Stephen Spender, alias Stephen Savage, war ein Freundesgenie „von tobender Fröhlichkeit – es war wie die Umarmung eines enormen Bären“.
Und natürlich ist „Löwen und Schatten“ auch eine éducation sentimentale, zuvorderst die eines Schriftstellers. Von der Chimäre Mortmere im Stich gelassen – die pubertär-manirierten Concetti tragen nicht mehr –, gilt es, erwachsen zu werden als Künstler. Der zeitweilig übergeworfene „schwarze Byronsche Exilantenmantel“ wird abgelegt, der neurotische, gingetränkte Jüngling, der sich in dramatisch-düsterer Dichterpose gefällt und den „Roman als Taschenspielerei“ begreift, lernt Adjektive zu zügeln und die Fallstricke des Romanciers zu umgehen. 24 Jahre alt ist Isherwood, da erscheint sein erster Roman – „und die Straßen waren voll flatternder Fahnen“.

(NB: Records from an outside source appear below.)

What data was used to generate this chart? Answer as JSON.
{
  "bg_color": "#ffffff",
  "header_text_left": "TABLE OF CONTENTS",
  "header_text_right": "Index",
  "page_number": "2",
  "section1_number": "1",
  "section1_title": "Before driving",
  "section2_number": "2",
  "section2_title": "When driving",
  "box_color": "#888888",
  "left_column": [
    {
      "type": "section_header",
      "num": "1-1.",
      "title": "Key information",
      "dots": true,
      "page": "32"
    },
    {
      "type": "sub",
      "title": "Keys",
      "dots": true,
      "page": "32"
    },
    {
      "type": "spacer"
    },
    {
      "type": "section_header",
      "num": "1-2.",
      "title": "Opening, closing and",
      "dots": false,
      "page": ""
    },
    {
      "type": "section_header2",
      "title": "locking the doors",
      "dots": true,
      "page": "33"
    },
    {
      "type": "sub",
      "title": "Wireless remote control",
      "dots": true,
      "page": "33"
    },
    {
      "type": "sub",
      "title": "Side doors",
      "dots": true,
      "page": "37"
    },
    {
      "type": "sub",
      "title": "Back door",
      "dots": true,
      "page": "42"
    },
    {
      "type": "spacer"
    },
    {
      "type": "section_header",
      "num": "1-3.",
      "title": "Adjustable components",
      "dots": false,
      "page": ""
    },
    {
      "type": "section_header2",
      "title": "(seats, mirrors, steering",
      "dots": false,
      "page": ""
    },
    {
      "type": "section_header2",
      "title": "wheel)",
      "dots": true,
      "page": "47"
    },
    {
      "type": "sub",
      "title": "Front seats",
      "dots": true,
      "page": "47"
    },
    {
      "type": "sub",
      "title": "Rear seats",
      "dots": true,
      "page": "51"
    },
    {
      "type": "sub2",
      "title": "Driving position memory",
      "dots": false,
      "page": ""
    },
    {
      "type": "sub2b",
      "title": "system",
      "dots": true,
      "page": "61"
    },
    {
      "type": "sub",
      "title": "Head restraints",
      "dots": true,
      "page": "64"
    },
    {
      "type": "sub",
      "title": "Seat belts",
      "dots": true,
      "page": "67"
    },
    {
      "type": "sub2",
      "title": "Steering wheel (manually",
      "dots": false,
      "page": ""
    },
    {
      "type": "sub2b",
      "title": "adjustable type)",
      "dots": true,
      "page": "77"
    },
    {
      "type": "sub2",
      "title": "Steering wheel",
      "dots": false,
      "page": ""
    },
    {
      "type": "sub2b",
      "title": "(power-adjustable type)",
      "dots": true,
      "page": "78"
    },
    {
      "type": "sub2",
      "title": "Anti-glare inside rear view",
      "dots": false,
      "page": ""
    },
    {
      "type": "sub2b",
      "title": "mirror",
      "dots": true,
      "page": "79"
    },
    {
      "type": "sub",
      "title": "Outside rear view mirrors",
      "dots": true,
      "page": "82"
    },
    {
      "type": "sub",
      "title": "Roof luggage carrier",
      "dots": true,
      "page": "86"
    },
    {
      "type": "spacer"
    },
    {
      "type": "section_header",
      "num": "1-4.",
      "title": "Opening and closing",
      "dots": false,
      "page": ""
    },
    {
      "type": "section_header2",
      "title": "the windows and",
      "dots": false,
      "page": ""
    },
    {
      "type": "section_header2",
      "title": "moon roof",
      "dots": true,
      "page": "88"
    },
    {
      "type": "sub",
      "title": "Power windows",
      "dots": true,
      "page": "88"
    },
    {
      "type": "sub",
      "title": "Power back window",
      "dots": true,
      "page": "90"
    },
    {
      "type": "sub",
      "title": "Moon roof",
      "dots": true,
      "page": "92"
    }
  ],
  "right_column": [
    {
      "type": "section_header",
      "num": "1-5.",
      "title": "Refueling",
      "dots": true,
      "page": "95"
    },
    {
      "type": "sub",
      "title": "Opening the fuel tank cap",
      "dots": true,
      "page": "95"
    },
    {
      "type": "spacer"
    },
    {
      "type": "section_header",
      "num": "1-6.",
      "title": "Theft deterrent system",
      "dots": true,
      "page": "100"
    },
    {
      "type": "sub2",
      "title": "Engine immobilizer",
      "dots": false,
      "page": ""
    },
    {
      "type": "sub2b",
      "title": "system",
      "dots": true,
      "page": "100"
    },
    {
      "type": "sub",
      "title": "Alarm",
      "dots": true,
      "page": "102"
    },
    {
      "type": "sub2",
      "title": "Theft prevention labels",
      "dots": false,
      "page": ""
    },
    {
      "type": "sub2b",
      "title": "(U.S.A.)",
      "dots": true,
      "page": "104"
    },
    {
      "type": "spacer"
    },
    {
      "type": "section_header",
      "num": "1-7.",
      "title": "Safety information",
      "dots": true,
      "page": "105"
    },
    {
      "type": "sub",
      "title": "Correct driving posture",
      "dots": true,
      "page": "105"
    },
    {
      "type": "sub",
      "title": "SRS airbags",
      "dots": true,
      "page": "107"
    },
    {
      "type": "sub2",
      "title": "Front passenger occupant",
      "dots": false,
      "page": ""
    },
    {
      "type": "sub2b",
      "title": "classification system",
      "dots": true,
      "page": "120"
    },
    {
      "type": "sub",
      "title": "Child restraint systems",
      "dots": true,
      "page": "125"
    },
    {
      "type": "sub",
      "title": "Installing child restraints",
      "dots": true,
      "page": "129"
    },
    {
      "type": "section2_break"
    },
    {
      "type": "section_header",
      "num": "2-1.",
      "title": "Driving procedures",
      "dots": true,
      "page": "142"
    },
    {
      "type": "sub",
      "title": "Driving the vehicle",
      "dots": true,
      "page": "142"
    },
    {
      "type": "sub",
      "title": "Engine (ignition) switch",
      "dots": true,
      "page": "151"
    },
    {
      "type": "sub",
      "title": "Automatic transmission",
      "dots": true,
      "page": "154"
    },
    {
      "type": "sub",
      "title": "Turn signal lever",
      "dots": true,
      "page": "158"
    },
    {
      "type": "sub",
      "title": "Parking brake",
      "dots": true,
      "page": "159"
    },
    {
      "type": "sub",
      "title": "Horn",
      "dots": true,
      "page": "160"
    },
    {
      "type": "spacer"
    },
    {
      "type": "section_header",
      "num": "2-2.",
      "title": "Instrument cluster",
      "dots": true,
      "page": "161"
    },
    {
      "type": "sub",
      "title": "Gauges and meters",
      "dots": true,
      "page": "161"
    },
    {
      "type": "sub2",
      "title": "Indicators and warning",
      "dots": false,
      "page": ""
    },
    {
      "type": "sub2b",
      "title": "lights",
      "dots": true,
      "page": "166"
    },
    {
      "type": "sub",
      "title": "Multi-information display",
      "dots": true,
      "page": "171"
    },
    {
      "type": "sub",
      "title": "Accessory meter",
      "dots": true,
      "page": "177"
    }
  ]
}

Und die Lüge? Wie steht es um das Lügengespinst, das Mythomane in dieser Autobiographie, in diesem „Roman“? Wenn wir E. M. Forster folgen, der auf die Frage, was einen Roman ausmache, so wunderbar unliterarisch antwortet: „Yes – oh dear yes – the novel tells a story“, dann müssen wir Isherwood enttäuschen: Nein, eine Geschichte erzählt er nicht, so oft er auch fiktive Namen verteilt und sich selbst in dritter Person als Romanfigur gestaltet. Wenn aber einen Roman schreiben heißt, lügen zu können, um die Wahrheit zu sagen, dann soll Isherwoods Autobiographie, in der wohl, wie in jeder Selbstbetrachtung, Realität und Imagination gehörig vermengt werden, einzig um das Geheimnis des Lebens geschickt zu verhüllen, getrost als Roman gelesen werden – selbst wenn der Charme des Banalen einen dafür etwas zu oft in den Bann zieht.

Ach ja, noch eins: der Sex. Schließlich geht es um eine recht testosterone Zeit, das Mannesalter zwischen 17 und 24. Es gibt ihn nicht. Spröde und altjüngferlich lebt er in London und Cambridge dahin, zu dick noch sind die „Eisschichten puritanischer Erziehung“. Seine Freunde: „Du stirbst noch als ängstlicher verrunzelter Peter Pan.“ Am 14. März 1929 jedoch, das Datum markiert das Ende von „Löwen und Schatten“, reist Isherwood mit dem Nachmittagszug nach Berlin; er will ein unartiger Junge werden. Und es wird ihm gelingen – „in dieser erstaunlich lasterhaften und doch im Grunde so respektablen Stadt“.

Ingo Flothen

Christopher Isherwood: Löwen und Schatten – Eine englische Jugend in den Zwanziger Jahren. Aus dem Englischen von Joachim Kalka. Berenberg Verlag, Berlin 2010. 320 Seiten, 25,00 Euro.